Leggo spesso su queste pagine favorevolissimi commenti sul ruolo della logistica e sui benefici che tale servizio porterebbe all’intero territorio regionale. Ogni volta che trovo questi entusiastici interventi mi torna in mente un episodio della mia cessata attività. Era qualche decennio fa e già allora era in atto una pervasiva campagna di promozione della logistica, anche sulla stampa indirizzata alla popolazione generale. Il primo effetto fu che furono avviati allora un gran numero di corsi post diploma e post laurea aventi per oggetto, appunto, la logistica. Ero tra i docenti di alcuni di questi corsi e mi ricordo che riscontravano un ottimo successo di iscrizioni, sicuramente indotto dalle attività di promozione di cui si è detto. Dopo i primi giorni di lezione, la schiera degli aspiranti tecnici o manager della logistica si assottigliava. Succedeva quando veniva chiarito che logistica significava, in pratica, trasporti, movimentazioni, distribuzione, stoccaggi magazzini e attività connesse. Tutte cose importanti e indispensabili ma non certo più di altre del processo economico quali, per esempio, la progettazione, la produzione e commercializzazione degli oggetti che poi il servizio logistico si incarica di movimentare.

Ogni trasformazione può e deve aumentare il valore del prodotto; ogni trasporto e magazzinaggio, per quanto ben realizzati, non fanno che aumentarne il costo”, è uno degli assunti dell’organizzazione industriale. Un altro è che la logistica è un servizio, essendo la produzione e la commercializzazione le attività fondamentali. La pervasiva attività di lobbying, molto ben supportata, tende a invertire l’ordine consolidato della filiera economica relegando le attività fondamentali a comprimarie e cercando di accreditare la logistica (e per essa il porto di Trieste, diciamolo chiaro) come motore unico dello sviluppo regionale. Nel mentre, invece, la regione, e in particolare il Friuli, vive principalmente di industria, artigianato, agricoltura, turismo, commercio, altri servizi e su queste attività dovrà, quasi esclusivamente, contare per ogni ipotesi di sviluppo.
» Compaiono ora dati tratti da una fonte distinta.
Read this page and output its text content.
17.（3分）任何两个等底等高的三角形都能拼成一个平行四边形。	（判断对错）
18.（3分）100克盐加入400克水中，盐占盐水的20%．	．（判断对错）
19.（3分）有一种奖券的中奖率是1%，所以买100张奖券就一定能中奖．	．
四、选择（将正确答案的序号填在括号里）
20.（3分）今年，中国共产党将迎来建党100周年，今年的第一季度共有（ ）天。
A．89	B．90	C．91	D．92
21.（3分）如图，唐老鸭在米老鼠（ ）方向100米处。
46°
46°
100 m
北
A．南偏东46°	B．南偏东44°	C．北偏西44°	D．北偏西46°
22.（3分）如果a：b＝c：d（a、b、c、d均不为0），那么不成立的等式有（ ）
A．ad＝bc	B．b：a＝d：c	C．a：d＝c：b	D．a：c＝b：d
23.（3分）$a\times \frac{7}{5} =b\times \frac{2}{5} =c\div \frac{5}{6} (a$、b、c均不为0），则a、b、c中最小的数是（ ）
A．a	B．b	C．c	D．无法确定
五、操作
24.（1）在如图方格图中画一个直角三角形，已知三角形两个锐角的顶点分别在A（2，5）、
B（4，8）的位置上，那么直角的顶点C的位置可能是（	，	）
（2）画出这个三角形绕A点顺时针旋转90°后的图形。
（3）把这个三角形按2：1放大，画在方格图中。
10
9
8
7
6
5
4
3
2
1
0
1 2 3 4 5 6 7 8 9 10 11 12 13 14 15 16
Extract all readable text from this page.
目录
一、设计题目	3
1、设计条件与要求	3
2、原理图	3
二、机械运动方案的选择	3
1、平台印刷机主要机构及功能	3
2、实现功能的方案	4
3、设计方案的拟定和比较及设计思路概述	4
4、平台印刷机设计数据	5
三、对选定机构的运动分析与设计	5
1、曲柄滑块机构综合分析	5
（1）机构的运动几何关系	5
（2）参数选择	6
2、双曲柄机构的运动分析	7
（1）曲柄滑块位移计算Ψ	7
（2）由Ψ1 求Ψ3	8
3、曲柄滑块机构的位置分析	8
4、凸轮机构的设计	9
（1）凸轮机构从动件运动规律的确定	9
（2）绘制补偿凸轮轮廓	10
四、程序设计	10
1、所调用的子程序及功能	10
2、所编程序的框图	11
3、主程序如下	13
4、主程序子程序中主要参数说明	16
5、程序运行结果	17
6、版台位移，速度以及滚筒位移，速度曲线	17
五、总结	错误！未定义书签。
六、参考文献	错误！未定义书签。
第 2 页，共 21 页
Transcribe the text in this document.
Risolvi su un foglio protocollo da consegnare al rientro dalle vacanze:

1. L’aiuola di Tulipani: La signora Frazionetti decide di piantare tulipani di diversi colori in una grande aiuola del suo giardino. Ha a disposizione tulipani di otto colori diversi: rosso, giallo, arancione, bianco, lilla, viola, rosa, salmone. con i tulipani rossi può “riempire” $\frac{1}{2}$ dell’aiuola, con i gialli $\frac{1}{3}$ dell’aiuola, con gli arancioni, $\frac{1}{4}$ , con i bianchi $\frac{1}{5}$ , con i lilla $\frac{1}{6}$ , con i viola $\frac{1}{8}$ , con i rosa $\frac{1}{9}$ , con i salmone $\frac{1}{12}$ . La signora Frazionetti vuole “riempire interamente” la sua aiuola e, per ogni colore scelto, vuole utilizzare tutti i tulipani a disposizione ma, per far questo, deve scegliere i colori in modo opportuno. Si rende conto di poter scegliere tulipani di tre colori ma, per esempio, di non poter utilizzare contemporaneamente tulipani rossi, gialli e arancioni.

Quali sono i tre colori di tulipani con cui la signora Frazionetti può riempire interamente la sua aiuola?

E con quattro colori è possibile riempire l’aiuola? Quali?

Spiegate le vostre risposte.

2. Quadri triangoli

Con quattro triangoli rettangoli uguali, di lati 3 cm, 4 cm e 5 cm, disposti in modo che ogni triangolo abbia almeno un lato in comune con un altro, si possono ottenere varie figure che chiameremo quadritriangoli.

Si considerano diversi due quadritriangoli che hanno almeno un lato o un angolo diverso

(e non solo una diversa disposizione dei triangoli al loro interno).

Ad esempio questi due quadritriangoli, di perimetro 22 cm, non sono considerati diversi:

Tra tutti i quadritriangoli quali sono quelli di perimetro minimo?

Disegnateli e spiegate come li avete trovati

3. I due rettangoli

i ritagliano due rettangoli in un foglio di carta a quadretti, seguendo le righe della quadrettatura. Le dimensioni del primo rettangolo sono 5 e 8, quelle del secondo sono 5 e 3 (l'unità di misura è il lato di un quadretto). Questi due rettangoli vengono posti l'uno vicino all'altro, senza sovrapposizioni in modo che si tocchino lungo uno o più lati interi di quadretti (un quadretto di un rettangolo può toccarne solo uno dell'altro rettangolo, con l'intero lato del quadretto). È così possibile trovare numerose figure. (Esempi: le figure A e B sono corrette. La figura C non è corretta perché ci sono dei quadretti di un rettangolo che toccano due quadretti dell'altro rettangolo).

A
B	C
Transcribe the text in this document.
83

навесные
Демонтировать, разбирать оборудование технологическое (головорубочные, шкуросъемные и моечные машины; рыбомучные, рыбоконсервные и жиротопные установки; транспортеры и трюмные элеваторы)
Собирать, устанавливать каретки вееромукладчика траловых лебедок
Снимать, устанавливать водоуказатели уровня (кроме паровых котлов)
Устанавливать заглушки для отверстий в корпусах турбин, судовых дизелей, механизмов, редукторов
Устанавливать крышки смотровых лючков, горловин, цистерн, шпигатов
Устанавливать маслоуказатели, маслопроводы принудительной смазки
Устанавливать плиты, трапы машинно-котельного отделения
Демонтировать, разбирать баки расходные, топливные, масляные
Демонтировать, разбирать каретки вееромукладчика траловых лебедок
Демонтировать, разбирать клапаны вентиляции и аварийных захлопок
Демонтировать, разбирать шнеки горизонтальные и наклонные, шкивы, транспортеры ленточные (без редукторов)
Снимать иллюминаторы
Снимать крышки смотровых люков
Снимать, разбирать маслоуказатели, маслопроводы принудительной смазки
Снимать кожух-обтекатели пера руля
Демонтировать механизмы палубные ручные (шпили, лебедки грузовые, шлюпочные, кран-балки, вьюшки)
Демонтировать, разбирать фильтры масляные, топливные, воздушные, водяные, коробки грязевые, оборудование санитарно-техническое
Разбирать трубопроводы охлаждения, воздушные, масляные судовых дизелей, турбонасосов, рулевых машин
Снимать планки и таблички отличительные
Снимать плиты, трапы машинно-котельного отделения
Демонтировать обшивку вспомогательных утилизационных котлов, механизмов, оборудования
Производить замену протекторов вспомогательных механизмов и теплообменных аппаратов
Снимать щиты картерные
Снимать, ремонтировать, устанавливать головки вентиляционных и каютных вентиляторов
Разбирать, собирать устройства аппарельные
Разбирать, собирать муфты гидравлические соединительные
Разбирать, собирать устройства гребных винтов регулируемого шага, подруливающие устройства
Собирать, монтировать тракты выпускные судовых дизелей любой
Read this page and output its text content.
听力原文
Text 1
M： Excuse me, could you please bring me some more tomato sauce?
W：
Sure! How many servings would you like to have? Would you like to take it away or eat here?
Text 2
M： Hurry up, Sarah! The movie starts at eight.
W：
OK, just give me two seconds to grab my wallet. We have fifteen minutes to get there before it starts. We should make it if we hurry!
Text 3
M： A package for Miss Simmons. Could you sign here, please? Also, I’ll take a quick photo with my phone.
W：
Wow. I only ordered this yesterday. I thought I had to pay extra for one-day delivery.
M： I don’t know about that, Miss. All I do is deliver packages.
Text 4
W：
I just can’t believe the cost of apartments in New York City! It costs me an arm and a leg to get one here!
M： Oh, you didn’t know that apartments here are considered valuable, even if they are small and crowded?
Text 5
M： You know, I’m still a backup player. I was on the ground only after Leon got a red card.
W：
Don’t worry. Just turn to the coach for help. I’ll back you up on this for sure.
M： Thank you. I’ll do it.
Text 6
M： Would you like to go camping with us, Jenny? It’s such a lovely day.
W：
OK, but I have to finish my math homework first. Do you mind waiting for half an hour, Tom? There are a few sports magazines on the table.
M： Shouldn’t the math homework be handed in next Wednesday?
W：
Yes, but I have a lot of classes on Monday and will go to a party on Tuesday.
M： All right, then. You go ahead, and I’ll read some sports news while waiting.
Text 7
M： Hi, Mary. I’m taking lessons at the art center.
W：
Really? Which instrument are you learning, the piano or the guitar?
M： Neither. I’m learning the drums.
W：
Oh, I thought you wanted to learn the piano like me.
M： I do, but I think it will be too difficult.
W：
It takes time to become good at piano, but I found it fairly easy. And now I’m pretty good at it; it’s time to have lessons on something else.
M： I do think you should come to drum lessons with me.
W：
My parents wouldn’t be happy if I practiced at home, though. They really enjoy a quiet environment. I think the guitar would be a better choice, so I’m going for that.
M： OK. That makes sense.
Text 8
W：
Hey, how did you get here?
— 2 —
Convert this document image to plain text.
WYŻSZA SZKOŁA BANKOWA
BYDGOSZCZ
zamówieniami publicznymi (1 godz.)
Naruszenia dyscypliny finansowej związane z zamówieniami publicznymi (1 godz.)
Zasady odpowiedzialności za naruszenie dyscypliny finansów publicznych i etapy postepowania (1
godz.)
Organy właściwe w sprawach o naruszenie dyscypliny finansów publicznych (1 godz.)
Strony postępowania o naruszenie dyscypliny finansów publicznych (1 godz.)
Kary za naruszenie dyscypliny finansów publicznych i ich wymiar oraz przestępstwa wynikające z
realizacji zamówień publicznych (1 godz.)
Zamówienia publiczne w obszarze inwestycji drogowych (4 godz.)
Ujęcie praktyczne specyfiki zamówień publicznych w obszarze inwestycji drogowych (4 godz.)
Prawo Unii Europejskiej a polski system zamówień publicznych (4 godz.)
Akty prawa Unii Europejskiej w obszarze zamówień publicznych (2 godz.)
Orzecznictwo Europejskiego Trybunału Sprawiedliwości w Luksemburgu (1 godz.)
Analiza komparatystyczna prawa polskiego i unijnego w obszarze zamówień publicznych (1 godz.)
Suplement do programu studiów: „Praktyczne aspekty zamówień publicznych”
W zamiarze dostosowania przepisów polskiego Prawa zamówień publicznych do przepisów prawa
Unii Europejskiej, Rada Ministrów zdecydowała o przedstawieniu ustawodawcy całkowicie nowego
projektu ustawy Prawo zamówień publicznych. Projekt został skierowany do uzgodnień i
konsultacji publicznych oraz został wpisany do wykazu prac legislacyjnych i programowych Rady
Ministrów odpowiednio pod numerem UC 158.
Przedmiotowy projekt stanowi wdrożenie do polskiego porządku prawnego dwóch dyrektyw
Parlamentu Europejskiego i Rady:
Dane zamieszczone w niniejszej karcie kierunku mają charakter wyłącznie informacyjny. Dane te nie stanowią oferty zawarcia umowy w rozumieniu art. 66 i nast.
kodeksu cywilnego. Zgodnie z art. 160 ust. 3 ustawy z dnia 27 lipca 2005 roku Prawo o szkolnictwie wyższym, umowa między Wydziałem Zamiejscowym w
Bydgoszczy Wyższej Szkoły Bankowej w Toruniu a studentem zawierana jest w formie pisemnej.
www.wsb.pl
Si è giunti a definire alcune di queste “di retroporto”, si pretende di trasformare il Friuli in una “piattaforma”, se ne vorrebbe fare un “corridoio”. Mi risulta incomprensibile, come possano tollerare i friulani queste improvvide uscite che disconoscono la valenza del loro operare, delle loro aziende, dell’intero tessuto economico regionale.

La logistica, poi, è una attività composita non costituita di soli porti ed interporti, piattaforme e magazzini. Per muovere le merci ci vogliono navi, aerei, ferrovie, automezzi, container. Non mi pare ci siano in regione (e neppure in Italia) flotte, linee, mezzi e operatori nazionali adeguati. Per cui, giocoforza, buona parte dei proventi che genera la logistica sono e saranno appannaggio di soggetti non locali. Persino il tradizionale, e un tempo ben attrezzato, autotrasporto soffre non poco la concorrenza degli operatori esteri e non è più in grado, da solo, di coprire la richiesta.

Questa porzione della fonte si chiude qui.